2 NOVEMBER 1912, Page 40

Wagner's "Tristan and Isolde." By George Ainslie Hight. (Stephen Swift.

5s. net.)—Mr. Hight discusses opera in general as an " art-form " in a most obscure chapter upon " Music as an art of expression." He also considers the Wagnerian drama and its origins. Next he proceeds to deal with the special case of " Tristan," with a chapter upon " Wagner's conception of the Tristan mythos " and a somewhat detailed analysis of the words and music of the opera itself. Against Mr. Hight's more abstract discussions we have nothing to urge ; the opera and Wagner are inevitable battlefields for writers upon aesthetics. But " Tristan " is surely a work of art, if ever there was one, which neither needs nor allows of explanation.
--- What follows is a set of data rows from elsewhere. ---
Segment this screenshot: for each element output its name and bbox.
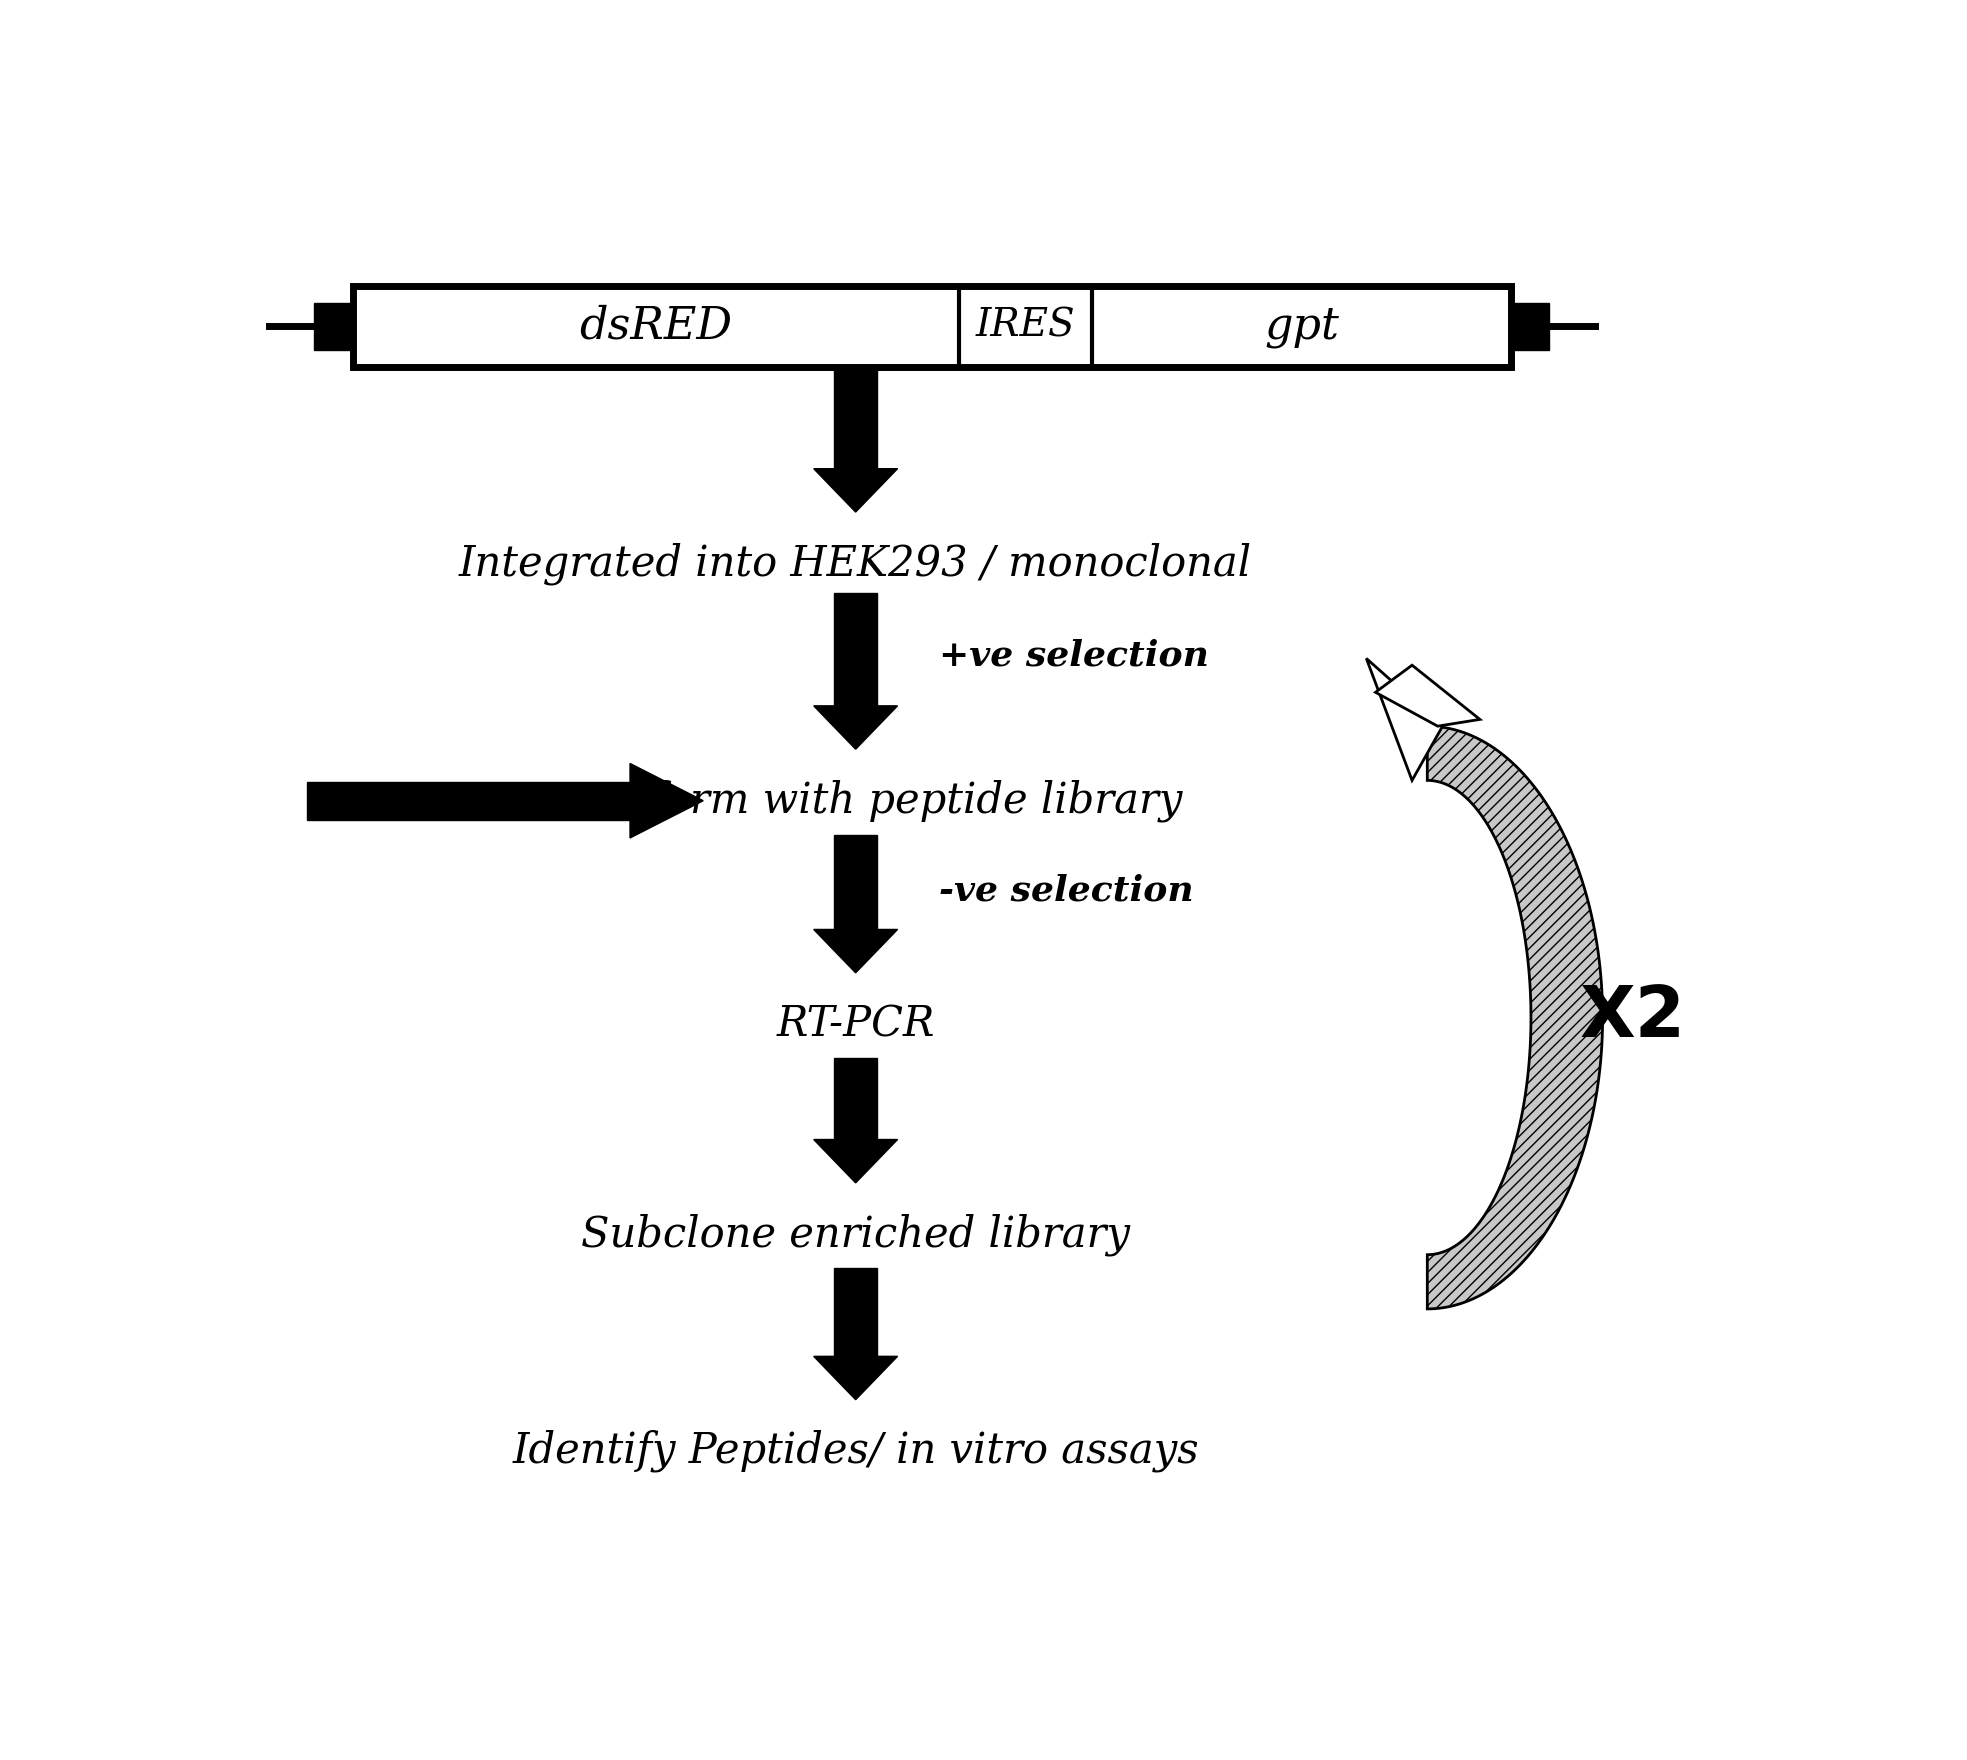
Polygon shape [814, 1357, 897, 1399]
Bar [352, 285, 1511, 368]
Text: dsRED: dsRED [580, 304, 732, 348]
Polygon shape [1367, 658, 1442, 780]
Text: Subclone enriched library: Subclone enriched library [580, 1213, 1131, 1255]
Polygon shape [1428, 727, 1603, 1309]
Polygon shape [1375, 665, 1479, 727]
Polygon shape [814, 706, 897, 750]
Bar [834, 370, 877, 468]
Polygon shape [814, 1139, 897, 1183]
Polygon shape [629, 764, 704, 838]
Bar [834, 1269, 877, 1357]
Bar [315, 303, 352, 350]
Polygon shape [814, 929, 897, 973]
Text: X2: X2 [1580, 984, 1686, 1052]
Polygon shape [814, 468, 897, 512]
Text: Identify Peptides/ in vitro assays: Identify Peptides/ in vitro assays [511, 1429, 1200, 1473]
Text: gpt: gpt [1265, 304, 1340, 348]
Bar [307, 781, 629, 820]
Text: Transform with peptide library: Transform with peptide library [529, 780, 1182, 822]
Bar [1511, 303, 1550, 350]
Text: RT-PCR: RT-PCR [777, 1003, 934, 1045]
Text: -ve selection: -ve selection [940, 873, 1194, 906]
Text: IRES: IRES [976, 308, 1076, 345]
Bar [834, 834, 877, 929]
Bar [834, 1058, 877, 1139]
Text: +ve selection: +ve selection [940, 639, 1210, 672]
Text: Integrated into HEK293 / monoclonal: Integrated into HEK293 / monoclonal [458, 542, 1253, 584]
Bar [834, 593, 877, 706]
It is something worse than irrelevant to embark upon "observations" upon the second act, to show that " with Wagner love is a sacrifice, . . . hence the deep mystery of the kinship of love, the vivifying principle, with death, typified in the Hindu emblem of the ling." Nor can one easily forgive the deplorable inadequacy of an attempt such as this at describing the love-duet : " The lovers are raised entirely away from the external world; it is the sleep of approach- ing death into which they sink ; rather dissolution into eternity. The words begin to lose coherence and meaning, and are often purely interjectional." Would Mr. Hight be prepared to attempt a similar paraphrase of the third act of "King Lear" ? Such lapses are more particularly to be regretted since the author makes a large number of interesting technical comments upon the music. If he had limited himself to a musical analysis and had not attempted a literary and philosophical one, his work could only have gained by it.